Der Bündner Lehrmittelstreit des Jahres 1900 bezeichnet eine Auseinandersetzung in der Surselva im Kanton Graubünden um die Frage, welche Schulbücher in welchen Regionen des kulturell und konfessionell heterogenen Kantons in Gebrauch zu sein haben und welche Kompetenz die Bündner Regierung in diesem Zusammenhang hat.

Vorgeschichte

1890 führte die Bündner Regierung eine – vom administrativen Ablauf her zentralistische – Schulreform durch, in deren Mitte die Einführung der Pädagogik der deutschen Philosophen und Erziehungswissenschaftler Johann Friedrich Herbart und Tuiskon Ziller stand und die die Erarbeitung und Ingebrauchnahme zahlreicher neuer Lehrmittel zum Ziel hatte.

Verlauf

Unmittelbarer Auslöser des Kulturkampfes zwischen der katholisch-konservativen Surselva und der liberalen Bündner Regierung war der Versuch der letzteren, das althergebrachte, als hagiografisch empfundene Lehrmittel Sigisbert en Rezia (Sursilvan für Sigisbert in Rätien) durch ein modernes Unterrichtsmittel zur literarischen Person und zum zivilisatorischen Thema Robinson Crusoe zu ersetzen. Hiergegen lief unter Führung von Caspar Decurtins der katholische Teil der Surselva, insbesondere die Cadi, Sturm. Allerdings scheute sie davor zurück, eine politische Initiative zu starten, da sie gesamtkantonal mit einer Abfuhr hätte rechnen müssen.

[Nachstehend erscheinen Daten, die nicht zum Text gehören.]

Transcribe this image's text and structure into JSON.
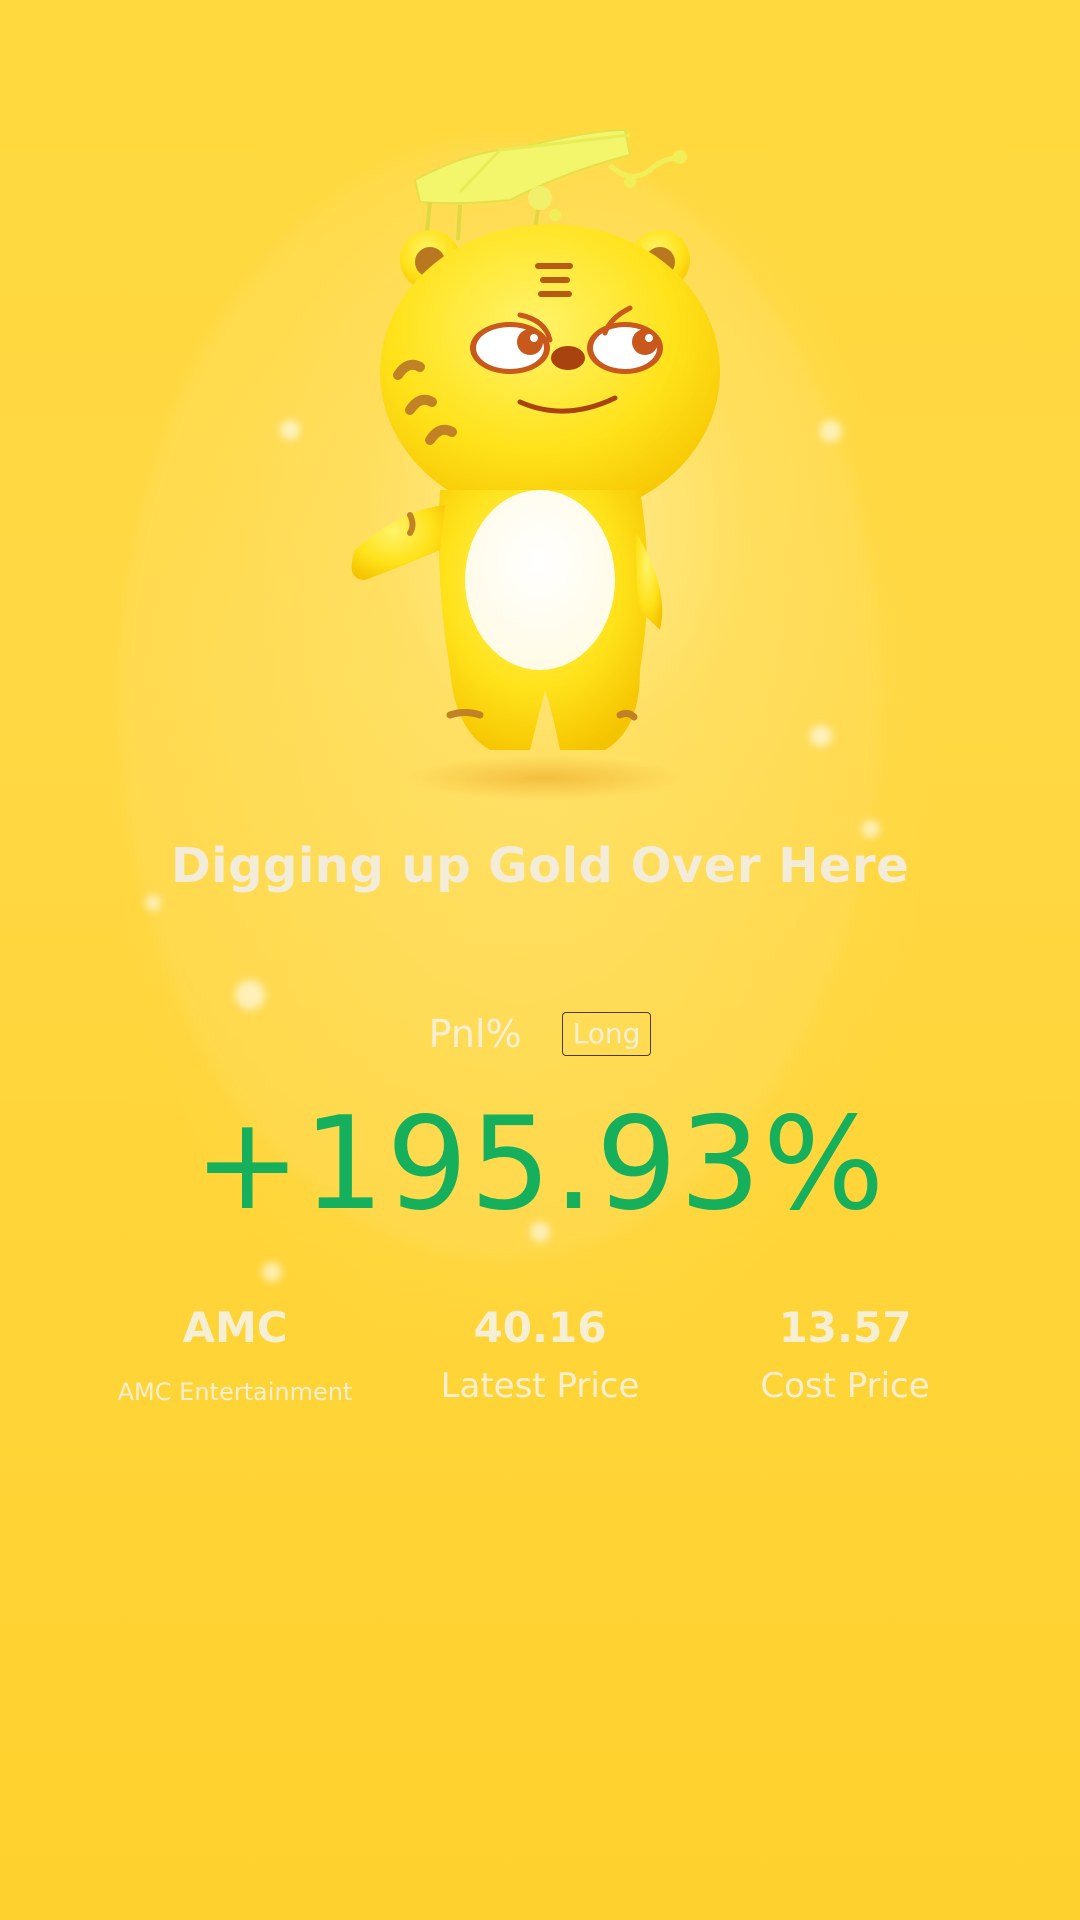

Stattdessen kam es zum Phänomen der lavina nera. Im Jahr 1900 versammelten sich auf dem Ilanzer Landsgemeindeplatz (plaz cumin) 2700 Oberländer, darunter alle 28 Schulräte. Neben dem Protest gegen das Vorgehen der Regierung wurde in einem Manifest auch eine Erhöhung der Lehrerbesoldung gefordert.

Ergebnis

Am 24. Oktober 1900 beschloss die Bündner Regierung, das Lehrmittel Sigisbert wieder zuzulassen, knüpfte dies allerdings an die Bedingung einer grundlegenden Überarbeitung. Die Lehrerlöhne erfuhren eine Erhöhung. Die Schulinspektoren der Surselva, die sich geweigert hatten, das zwischenzeitliche Lehrmittelverbot zu kommunizieren und durchzusetzen, erhielten Verweise.